Marketplace Fairness Is Not A Fair Option
On July 15, 2014, the House of Representatives overwhelmingly passed H.R. 3086, the Permanent Internet Tax Freedom Act. This legislation would make the current moratorium on Internet access taxes, which was first enacted by Congress in 1998. However, Democratic leaders in the Senate allowed the bill to languish in an effort to appease a few senators who wished to tack on to the bill a more controversial taxing measure, the Marketplace Fairness Act. In order to avoid the expiration of the existing Internet access tax moratorium on November 1, Congress included a temporary extension in the continuing resolution until December 11, 2014.
S. 743, the Marketplace Fairness Act (MFA) sounds innocuous. However, in Orwellian fashion, the title means quite the opposite (think…Affordable Care Act).
The MFA would force businesses performing commerce online to become tax collectors for the more than 9,900 state and local tax jurisdictions across the nation. A business located in Wisconsin selling goods to an individual residing in Los Angeles, California would be required to collect sales tax for both the state of California and Los Angeles County. According to the National Taxpayers Union, Texas has the largest number of sales tax jurisdictions (1,515). Delaware, New Hampshire, Oregon, and Wisconsin have no sales tax. Alaska does not have a statewide sales tax, but some of its jurisdictions charge a local sales tax. Currently, there are 34 states that have a destination-based sales tax collection requirement, and 11 states with an origin-based sales tax law.

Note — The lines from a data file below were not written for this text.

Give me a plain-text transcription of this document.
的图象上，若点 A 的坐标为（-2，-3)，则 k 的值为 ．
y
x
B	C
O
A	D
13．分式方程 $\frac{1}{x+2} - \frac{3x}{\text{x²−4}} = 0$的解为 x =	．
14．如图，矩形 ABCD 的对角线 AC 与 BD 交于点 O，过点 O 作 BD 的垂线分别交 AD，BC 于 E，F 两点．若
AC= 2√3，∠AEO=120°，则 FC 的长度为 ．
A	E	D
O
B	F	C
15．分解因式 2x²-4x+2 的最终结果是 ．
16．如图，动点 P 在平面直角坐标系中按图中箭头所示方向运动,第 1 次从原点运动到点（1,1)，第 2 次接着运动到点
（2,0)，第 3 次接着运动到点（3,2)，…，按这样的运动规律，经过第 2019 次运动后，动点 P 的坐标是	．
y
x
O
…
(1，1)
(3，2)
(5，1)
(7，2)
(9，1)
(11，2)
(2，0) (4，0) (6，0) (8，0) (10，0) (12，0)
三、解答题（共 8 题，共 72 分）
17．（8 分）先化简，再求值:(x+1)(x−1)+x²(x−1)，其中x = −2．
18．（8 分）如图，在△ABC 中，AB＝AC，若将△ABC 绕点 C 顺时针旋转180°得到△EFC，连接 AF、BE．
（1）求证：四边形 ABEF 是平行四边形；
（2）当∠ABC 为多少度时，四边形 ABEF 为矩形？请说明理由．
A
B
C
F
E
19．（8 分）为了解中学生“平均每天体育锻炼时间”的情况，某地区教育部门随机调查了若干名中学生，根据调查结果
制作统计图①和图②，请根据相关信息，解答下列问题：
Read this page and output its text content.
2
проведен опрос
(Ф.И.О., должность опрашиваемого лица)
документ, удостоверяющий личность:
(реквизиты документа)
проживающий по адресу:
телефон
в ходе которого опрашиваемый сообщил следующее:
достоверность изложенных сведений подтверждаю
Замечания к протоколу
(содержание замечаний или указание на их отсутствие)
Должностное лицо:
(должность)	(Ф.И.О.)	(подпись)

On May 26, 1992, the U.S. Supreme Court ruled in Quill v. North Dakota that if a company did not have a “physical nexus” within the state, that state could not require the company to collect sales taxes from a customer. This decision was made before online shopping became as prevalent as it is today; states now believe they are losing significant tax receipts because consumers are not paying taxes on their purchases. Brick-and-mortar stores also want these tax collection burdens placed on online commerce, claiming that customers use their storefronts as mere showrooms for merchandise they plan to purchase online in order to avoid paying any sales tax.
Other proposals have begun to surface to resolve the alleged problem that states are having in collecting the appropriate tax from their residents when dealing with remote sales. The Streamline Sales Tax proposal is similar to MFA, while another proposal suggests basing the sales tax on the origin of the product as opposed to its destination. Eleven states have already adopted an origin-based tax structure, under which consumers pay the tax rate for the state in which the purchase was made, not the delivery location. This would ease the filing burden on the seller by requiring them to know and remit the taxes only for their specific location.
Most states that collect sales taxes already have a use tax to collect sales tax on remote sales, which is paid to the state at the time the taxpayer files income taxes. In Virginia, for example, there is a separate form to file with the state income tax return. The amount of tax owed is calculated based on the amount of untaxed purchases made through the year. Filing this form does require a bit of bookkeeping on the part of the taxpayer, who must separate online receipts for those where the tax was charged from those where it was not charged.
Determining the best path for tax collections on remote sales is not an issue that can be resolved in a day, a week, or even a few months. Yet, the Senate is poised to attach a problematic (and unresolved) proposal onto a piece of legislation that has wide bipartisan support in a cynical attempt to ensure the passage of a cumbersome tax-raising scheme. The Senate should disassociate MFA from the Permanent Internet Tax Freedom Act (H.R. 3086/S. 1431) and pass the latter bill as soon as the lame-duck session begins.